Fotoprojekt – Analoger Kurztrip nach Berlin

„Frankfurt kann man in 2 Stunden erkunden, um ganz Berlin kennen zu lernen, benötigt man aber schon einen halben Tag.“

Dieses Statement ist nicht von mir, sondern die Aussage eines asiatischen Reisegastes, der Europa per „1-Week-Busreise“ kennenlernen wollte.
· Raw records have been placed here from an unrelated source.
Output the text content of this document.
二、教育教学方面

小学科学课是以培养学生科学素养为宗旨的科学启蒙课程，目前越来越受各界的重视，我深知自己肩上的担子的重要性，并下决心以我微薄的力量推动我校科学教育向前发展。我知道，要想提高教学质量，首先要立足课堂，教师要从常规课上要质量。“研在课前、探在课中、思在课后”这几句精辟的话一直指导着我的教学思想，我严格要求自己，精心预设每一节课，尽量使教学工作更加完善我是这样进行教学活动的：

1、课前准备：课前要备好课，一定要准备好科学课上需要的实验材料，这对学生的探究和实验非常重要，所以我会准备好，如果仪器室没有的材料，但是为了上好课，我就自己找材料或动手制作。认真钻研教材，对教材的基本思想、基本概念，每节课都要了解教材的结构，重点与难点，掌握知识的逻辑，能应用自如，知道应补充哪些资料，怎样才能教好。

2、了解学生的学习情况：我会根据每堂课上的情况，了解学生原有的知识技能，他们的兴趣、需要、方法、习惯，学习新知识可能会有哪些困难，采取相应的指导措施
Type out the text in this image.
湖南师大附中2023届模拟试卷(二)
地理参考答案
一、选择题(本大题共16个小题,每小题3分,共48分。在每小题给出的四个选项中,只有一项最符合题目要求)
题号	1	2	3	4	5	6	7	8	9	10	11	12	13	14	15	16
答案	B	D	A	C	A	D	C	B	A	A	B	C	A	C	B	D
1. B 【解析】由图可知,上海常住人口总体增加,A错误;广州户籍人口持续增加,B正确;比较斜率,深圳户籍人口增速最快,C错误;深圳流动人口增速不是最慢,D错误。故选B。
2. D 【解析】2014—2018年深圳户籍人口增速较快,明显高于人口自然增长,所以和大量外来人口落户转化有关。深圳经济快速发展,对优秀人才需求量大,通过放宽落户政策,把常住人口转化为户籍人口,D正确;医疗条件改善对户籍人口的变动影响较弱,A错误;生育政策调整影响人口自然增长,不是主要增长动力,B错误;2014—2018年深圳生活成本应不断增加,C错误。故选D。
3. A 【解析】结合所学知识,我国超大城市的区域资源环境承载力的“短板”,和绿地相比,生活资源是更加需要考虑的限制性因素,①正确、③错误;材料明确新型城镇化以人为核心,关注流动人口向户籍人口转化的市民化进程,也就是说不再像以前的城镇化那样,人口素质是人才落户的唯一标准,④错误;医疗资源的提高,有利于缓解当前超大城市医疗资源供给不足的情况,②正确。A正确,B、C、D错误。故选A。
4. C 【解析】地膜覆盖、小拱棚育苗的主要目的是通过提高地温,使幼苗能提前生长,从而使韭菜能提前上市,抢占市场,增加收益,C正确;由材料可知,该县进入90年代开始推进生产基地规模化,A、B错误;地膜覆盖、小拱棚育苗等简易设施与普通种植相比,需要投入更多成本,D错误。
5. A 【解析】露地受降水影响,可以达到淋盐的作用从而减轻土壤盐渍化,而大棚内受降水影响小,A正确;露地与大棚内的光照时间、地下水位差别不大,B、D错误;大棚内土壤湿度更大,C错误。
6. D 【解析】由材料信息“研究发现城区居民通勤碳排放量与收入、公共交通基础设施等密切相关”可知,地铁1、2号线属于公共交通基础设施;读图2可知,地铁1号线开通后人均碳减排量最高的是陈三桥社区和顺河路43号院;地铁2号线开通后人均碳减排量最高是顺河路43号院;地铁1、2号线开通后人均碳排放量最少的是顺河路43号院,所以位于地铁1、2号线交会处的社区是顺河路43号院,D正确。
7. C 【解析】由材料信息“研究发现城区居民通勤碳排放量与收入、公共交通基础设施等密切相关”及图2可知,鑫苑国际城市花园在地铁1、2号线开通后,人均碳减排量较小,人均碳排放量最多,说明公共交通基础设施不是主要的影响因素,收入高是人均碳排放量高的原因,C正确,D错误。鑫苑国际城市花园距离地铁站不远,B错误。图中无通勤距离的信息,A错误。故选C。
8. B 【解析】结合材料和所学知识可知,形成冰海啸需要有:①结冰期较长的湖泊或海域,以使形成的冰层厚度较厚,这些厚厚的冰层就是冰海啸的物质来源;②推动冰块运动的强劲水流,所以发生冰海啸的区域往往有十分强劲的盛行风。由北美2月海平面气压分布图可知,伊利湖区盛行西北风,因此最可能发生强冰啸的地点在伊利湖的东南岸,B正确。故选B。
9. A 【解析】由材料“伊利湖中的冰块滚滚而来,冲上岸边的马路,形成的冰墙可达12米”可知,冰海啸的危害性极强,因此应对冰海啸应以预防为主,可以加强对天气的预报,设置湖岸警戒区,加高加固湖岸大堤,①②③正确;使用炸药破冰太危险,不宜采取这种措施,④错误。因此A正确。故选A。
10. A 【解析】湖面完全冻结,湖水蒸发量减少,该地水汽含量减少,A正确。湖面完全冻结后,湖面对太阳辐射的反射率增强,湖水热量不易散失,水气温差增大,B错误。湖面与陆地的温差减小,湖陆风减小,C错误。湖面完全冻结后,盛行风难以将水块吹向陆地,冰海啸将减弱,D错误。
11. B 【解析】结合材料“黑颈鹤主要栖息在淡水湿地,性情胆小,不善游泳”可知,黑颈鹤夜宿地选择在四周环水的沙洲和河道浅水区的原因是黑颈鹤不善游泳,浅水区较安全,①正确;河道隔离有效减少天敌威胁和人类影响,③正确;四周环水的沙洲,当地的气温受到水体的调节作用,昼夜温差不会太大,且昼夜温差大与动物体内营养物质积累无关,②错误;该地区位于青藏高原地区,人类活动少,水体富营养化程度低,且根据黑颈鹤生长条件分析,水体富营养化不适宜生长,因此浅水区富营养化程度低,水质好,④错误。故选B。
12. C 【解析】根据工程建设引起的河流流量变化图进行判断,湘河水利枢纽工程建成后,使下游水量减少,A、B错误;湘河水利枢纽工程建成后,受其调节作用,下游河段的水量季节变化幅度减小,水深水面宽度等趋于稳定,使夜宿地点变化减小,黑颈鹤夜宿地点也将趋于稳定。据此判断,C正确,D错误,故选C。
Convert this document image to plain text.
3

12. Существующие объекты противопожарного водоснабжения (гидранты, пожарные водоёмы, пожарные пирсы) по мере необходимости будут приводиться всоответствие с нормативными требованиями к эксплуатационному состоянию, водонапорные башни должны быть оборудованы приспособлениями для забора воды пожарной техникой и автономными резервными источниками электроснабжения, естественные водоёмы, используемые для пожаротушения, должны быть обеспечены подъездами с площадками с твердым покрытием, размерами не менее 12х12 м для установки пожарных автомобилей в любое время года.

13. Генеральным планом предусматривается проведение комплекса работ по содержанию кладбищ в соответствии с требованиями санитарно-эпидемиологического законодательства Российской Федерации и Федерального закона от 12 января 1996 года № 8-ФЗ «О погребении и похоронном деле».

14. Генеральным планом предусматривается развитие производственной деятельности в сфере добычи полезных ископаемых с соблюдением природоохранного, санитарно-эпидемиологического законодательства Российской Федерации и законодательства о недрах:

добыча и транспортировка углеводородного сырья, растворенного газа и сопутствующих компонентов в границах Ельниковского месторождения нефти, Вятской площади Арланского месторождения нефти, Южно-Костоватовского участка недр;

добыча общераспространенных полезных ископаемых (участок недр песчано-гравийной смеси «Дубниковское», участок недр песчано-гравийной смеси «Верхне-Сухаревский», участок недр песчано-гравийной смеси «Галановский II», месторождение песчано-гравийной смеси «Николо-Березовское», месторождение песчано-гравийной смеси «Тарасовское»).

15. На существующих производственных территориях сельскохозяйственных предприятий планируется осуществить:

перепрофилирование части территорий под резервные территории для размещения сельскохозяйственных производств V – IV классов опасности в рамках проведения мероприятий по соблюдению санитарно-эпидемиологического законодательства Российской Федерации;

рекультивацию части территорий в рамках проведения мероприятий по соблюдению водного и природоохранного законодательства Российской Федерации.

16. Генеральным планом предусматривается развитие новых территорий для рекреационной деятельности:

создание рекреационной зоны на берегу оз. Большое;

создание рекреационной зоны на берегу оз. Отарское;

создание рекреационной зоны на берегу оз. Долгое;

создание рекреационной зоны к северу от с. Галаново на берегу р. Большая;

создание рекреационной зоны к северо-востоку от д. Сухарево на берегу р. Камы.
Mein letzter Kurztrip nach Berlin dauerte zum Glück etwas mehr als einen halben Tag. Und doch habe ich diese wunderschöne, interessante und aufregende Stadt nur in Teilen erkunden können. Zusammen mit meiner Rollei 35 (eine analoge Knipse) hielt ich  meine besuchen Orte und sehenswertes fest. Und so ist dieses kleine Fotoprojekt „Analoger Kurztrip nach Berlin“ entstanden.

Berliner Original

Neben Berliner Weisse kommt mindestens noch ein weiteres Original aus Berlin: die Currywurst. Und jetzt keine Diskussion bitte … Na klar kommt die berühmte Wurst aus Berlin.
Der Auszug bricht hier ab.